The big ammo companies make +P ammo almost exclusively for self-defense use. Typically, greater muzzle velocity delivers more of what some shooters refer to as stopping power. Shooters generally want more energy from a bullet when trying to neutralize a threat so the +P load makes sense.
A faster bullet also maintains a flatter trajectory in flight. This can benefit accuracy. You will have to compensate for relatively greater recoil while firing a +P round, however. So, it might be harder to get follow-up shots on your target reliably.
Should You Use It for Self-Defense?
If you would feel more confident with its boosted performance at your disposal, by all means, do. Just keep a couple of caveats in mind.
First, added pressure can inflict accelerated wear and tear on a firearm’s moving parts, which a semi-automatic has more of than a revolver. You’re better off not training with +P ammo if your weapon’s longevity is a concern.
Second, you must absolutely be certain your firearm is rated to handle the greater chamber pressure that a +P load generates.
Look for a “+P” stamped on its barrel or frame, check with its manufacturer, read the documentation that it came with, or consult an expert. While firing a +P round in a firearm that isn’t rated for it isn’t likely to blow your fingers into different area codes, it could destroy the firearm. That’s a bummer too.
Firearms are expensive, and we would rather you spend your money on ammunition than a replacement for a weapon that you could have avoided destroying!
+P Versus Standard Pressure Ammo
To get a sense of exactly what +P ammo is, let’s compare two common rounds. With a chronograph at a controlled shooting range, we fired Federal HST 9mm ammo in both their standard load and their 124 grain +P HST load.
We fired 5 rounds of each load with a Glock 17. The graphic below gives you the raw data but a summary is what is most important.
The +P ammo delivered an average of 30 feet per second more in muzzle velocity.

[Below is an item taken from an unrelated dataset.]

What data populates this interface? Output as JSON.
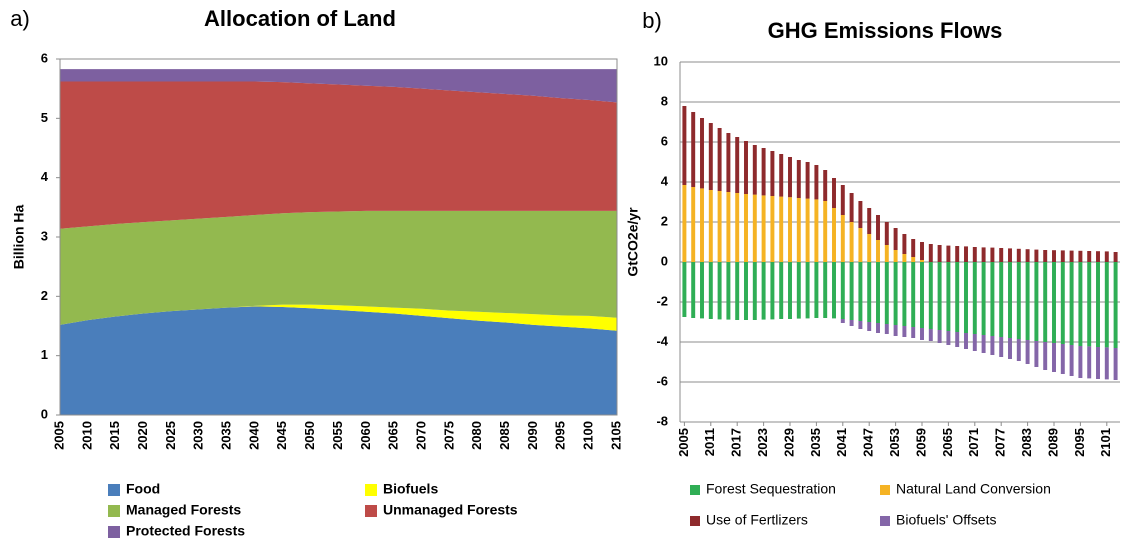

That’s roughly a 3% difference. Considering all other variables are the same and what’s at stake with self-defense ammo – that 3% might be vital.
How Much More Pressure?
Just how much more pressure a +P load generates depends on its caliber. Whereas a standard 9mm load generates approximately 35,000 pounds per square inch, SAAMI specs dictate that a +P round ought to generate 38,500 psi. That’s about a 10% boost in chamber pressure.
In that vein, a 45 ACP +P should deliver 9.5% more psi; a 38 Special +P, 9%.
Intuitively, a +P+ load generates an even greater chamber pressure; A 9mm +P+ can boost chamber pressure by 18%. There is no set rule for exactly how a +P+ round’s performance ought to differ from that of a traditional load. +P+ ammo is commonly implemented for defense against bears, where it utilizes a bullet that favors deeper penetration over expansion, such as a hard cast.
Don’t mistake a +P cartridge with a magnum round. A magnum caliber is derived from a shorter, preexisting caliber. It has a longer casing that accommodates a heavier propellant charge.
The 357 Magnum, for example, is a longer round than its precursor, the 38 Special. That’s why why you can chamber 38 Special ammo in a 357 Magnum pistol but not vice versa.
A +P cartridge, on the other hand, shares identical physical dimensions with a standard one. Put a 9mm next to a 9mm +P. Their handstamps will be the only things that visually distinguish them from one another.
Don’t confuse a +P cartridge with a “proof round.” A proof round is exclusively used to test a newly manufactured firearm to determine whether it is defective or not. You would have to go out of your way to get proof rounds — breaking into Winchester after hours, for example — so don’t worry about accidentally loading one.